Estou abrindo as pernas agora. Se você me visse, saberia exatamente o quanto me tem. Estou encharcada, e tudo isso é culpa sua, por falar comigo com essa voz, por respirar assim, por me deixar imaginá-lo me obedecendo de tão longe.
Imagine que eu me sento sobre você. Que me acomodo devagar, que me sinto entrar centímetro por centímetro enquanto cravo as unhas no seu peito. Mova a mão nesse ritmo, o ritmo que eu teria em cima de você, sem pressa no começo, me medindo, me acostumando. Depois mais rápido. Depois do jeito que você gosta, quando eu perco a cabeça e paro de fingir que tenho controle.
Mais rápido. Me monte com a mão, me coma com a imaginação, faça de mim sua, mesmo sem me ter. Na minha cabeça eu estou gritando seu nome, e os vizinhos do quarto ao lado já devem saber que estou pensando em alguém, porque ninguém me faz fazer esse barulho além de você.
***
Aguente. Só mais um pouco. Eu sei que custa, eu sei porque estou igual, tremendo, com os dedos escorregando, mordendo o lábio para não terminar antes de você. Não quero chegar sozinha. Quero que cruzemos essa linha juntos, na contagem de três, como duas pessoas que dividem a cama, mesmo que hoje dividam a distância.
Me toque, você diria. E eu diria que já estou fazendo isso, que tenho uma mão embaixo e a outra apertando meu peito, que estou prestes a gozar, que não me solte agora.
Acelere. Aperte. Eu também. Estou tremendo.
Imagine que eu mordo seu pescoço, que cravo os dentes devagar no seu ombro enquanto o primeiro espasmo me sacode. Estou aí. Estou chegando. Estou me desfazendo pensando em você, na sua voz, naquela cara que você faz bem antes de se entregar.
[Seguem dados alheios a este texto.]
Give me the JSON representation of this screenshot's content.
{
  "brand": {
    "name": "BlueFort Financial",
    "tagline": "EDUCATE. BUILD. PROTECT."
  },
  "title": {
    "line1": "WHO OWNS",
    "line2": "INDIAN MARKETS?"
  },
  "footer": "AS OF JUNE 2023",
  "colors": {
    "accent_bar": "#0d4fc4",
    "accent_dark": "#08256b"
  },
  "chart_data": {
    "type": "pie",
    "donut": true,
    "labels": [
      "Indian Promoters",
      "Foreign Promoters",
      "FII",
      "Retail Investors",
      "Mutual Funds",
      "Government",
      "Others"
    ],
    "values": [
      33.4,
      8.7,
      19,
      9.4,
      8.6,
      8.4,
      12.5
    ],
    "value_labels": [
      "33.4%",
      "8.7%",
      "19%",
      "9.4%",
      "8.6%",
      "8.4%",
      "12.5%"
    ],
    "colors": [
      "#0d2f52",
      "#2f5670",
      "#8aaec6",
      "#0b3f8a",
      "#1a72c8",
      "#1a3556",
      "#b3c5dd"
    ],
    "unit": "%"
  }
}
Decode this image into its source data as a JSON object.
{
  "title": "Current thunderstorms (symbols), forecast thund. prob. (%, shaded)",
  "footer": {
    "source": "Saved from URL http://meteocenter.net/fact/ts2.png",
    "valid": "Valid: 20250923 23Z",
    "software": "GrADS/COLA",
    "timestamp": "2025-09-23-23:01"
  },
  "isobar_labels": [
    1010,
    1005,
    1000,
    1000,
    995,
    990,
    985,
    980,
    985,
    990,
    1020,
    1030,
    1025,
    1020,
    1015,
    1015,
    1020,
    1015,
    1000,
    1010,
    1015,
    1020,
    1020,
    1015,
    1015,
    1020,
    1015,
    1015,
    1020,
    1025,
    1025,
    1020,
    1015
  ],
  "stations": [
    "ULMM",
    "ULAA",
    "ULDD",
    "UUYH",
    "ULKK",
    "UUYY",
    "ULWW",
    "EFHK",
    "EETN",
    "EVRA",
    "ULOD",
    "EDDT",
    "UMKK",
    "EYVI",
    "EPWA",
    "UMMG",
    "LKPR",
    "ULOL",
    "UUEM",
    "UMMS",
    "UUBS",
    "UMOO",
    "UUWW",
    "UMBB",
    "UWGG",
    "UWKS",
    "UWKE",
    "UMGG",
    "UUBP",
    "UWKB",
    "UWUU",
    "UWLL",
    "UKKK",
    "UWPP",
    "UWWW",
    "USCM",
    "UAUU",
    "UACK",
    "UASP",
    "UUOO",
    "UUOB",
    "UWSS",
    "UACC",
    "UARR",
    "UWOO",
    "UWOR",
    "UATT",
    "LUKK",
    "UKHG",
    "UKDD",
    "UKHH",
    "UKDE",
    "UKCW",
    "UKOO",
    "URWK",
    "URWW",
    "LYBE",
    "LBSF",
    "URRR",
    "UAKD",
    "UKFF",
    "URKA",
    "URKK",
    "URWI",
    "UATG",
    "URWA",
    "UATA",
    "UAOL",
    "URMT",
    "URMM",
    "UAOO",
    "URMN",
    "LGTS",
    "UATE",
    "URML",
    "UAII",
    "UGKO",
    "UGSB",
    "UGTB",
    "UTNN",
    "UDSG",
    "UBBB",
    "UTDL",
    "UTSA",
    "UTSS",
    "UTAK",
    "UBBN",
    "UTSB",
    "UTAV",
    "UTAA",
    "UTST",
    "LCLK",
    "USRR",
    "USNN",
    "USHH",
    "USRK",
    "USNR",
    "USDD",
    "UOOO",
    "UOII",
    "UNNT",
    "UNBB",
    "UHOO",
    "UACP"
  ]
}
Agora sim. Solte-se. Não guarde nada, não seja egoísta esta noite. Me dê tudo, até a última gota, como se pudesse encher minhas mãos e minha boca daí onde está. Quero ouvir como você termina. Quero saber que chegamos juntos, que, mesmo sem me ter, fui eu quem o levou até o fim.
Isso. Assim. Fique aí um segundo, tremendo, sem se mover.
***
Agora vá mais devagar. Acaricie-se só um pouco, com a palma aberta, sem exigir nada. Reserve um momento para agradecer ao seu próprio corpo por tudo o que ele acabou de lhe dar. Eu faço o mesmo, jogada de costas sobre uma cama que, de repente, não parece mais tão vazia, com a respiração voltando aos poucos ao lugar.
Ah, meu amor. Você me fez gozar tanto, e nem estava aqui. Isso deveria lhe dizer alguma coisa sobre o que você provoca em mim, sobre o que acontece quando basta a sua voz para me deixar assim.
Gostou? Não me responda ainda. Fique um tempo de olhos fechados, lembrando de cada coisa que eu pedi, imaginando que da próxima vez não haverá tela nem distância, que serei eu e não a sua mão a decidir quando e como.
Porque haverá. E eu não pretendo ser tão paciente.
Eu volto em três dias. Três. E quando eu cruzar essa porta, não quero que você perca um segundo perguntando como foi a viagem. Quero que me encoste na parede, que termine pessoalmente o que esta noite começamos no escuro e à distância.
Até lá, guarde esta mensagem. Escute-a quantas vezes quiser. E cada vez que fizer isso, lembre-se de quem manda aqui, mesmo estando longe.
Não vejo a hora de ter você de verdade.